A Organização Mundial de Saúde (OMS) publicou hoje uma lista de recomendações para reduzir o impacto da nova gripe nos países menos desenvolvidos, onde a ameaça é mais grave pela precariedade do sistema sanitário e pela falta de recursos econômicos.
“Embora o vírus seja idêntico em todos os lados, é provável que o impacto da pandemia seja maior em países com um sistema sanitário débil, problemas de saúde e recursos limitados”, afirma o documento.
Para amenizar dentro do possível os efeitos da doença, o texto recomenda “identificar e dar prioridade às áreas onde é provável que a doença se propague mais rápido (lugares com alta concentração de pessoas ou fechados) e aos grupos de pessoas de alto risco” e que poderiam falecer por doenças preexistentes, por gravidez ou por ter um limitado acesso à saúde.
Além disso, defende a importância de preparar o pessoal sanitário para “reconhecer, classificar e tratar doenças respiratórias agudas e pneumonias”.
Neste sentido, a OMS aconselha que se aumente em 30% as reservas de remédios para a pneumonia.
Em relação ao tratamento da gripe, o documento convida aos Governos a “informar e educar à população para o cuidado em caso de sintomas leves da gripe”, assim como dar tratamento antiviral aos doentes mais graves (quando o remédio esteja disponível).

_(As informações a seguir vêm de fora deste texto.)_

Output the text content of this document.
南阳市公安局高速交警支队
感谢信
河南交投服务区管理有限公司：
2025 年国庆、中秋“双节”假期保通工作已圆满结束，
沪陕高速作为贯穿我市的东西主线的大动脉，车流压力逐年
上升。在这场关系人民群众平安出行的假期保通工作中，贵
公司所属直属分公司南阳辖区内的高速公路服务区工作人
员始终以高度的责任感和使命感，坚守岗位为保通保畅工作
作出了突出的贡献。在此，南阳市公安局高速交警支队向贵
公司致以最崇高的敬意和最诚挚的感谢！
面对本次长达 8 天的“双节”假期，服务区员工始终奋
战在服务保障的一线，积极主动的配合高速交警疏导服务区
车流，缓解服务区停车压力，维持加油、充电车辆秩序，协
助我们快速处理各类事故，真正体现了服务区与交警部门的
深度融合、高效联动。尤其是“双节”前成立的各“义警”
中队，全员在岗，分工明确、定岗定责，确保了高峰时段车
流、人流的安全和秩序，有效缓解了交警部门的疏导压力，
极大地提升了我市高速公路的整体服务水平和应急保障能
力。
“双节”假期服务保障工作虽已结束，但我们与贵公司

“Nos países onde o sistema sanitário está saturado por doenças como a AIDS, a tuberculose e a malária terão grandes dificuldades para conduzir o aumento de casos quando a pandemia se estenda”, prevê o documento da OMS.
Com isso se recomenda manter a assistência sanitária para doenças graves, mantendo reservas de remédios para o tratamento que cubram a demanda por 8 a 12 semanas.
A OMS redigiu este documento junto com outras organizações internacionais como Unicef, a Federação Internacional da Cruz Vermelha e o Crescente Vermelho (FICV) e o Escritório das Nações Unidas para Assuntos Humanitários (OCHA).